Paper specifications have been the norm for electronic product design. Marketing gathers customer requirements and writes them down. Procurement tracks the supply chain and sends reports to engineering. The system integrator often relies on email communication to subcontractors. The larger the paper trail, the more likely you are to introduce a design error.
Design and supply chain complexity make communication between project stakeholders a key factor in product success. Marketing needs to clearly express user requirements and use cases to engineering. Functional decomposition and validation are required across the development effort. The system designer and integrator need to provide clear specifications of subsystems to subcontractors and third-parties. This requires a detailed definition of subsystem boundaries and I/Os, as well as interactions with other subsystems.
The system architecture determines performance, functionality, power consumption, and cost at an early stage. This stage establishes the design's value and defines the market competitiveness of the end product. Paper is no longer sufficient. Executable specifications are needed.

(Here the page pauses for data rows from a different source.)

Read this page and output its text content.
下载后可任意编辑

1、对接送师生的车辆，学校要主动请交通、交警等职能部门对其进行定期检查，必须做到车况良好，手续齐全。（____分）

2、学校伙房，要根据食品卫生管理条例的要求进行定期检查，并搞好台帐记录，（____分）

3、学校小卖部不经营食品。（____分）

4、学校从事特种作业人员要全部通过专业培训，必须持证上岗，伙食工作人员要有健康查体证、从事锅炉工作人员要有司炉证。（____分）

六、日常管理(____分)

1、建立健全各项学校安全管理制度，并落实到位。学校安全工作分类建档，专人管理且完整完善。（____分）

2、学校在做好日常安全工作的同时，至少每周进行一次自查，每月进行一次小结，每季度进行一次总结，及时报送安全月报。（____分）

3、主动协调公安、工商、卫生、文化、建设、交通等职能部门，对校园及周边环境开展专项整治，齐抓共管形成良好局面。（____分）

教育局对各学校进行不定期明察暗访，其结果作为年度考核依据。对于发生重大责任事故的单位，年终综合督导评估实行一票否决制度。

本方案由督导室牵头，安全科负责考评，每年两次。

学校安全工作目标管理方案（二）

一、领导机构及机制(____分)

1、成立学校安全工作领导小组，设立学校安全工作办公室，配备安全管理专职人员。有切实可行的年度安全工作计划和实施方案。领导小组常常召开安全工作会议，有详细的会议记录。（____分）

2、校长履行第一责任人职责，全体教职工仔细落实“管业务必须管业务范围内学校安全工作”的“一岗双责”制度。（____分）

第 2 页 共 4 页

Executable specifications must be high level so that they are not dependent upon implementation artifacts. This helps avoid high modeling costs and effort while ensuring maximum flexibility. The specification should cover mixed hardware/software and application/platform descriptions. If they are not truly at the system level, they will not deliver an optimized architecture.
Equally important, the executable specification must be sharable. This necessitates that the models can be easily exchanged in electronic format and viewed independently from editing, similar to the way Acrobat Reader enables viewing documents in PDF format.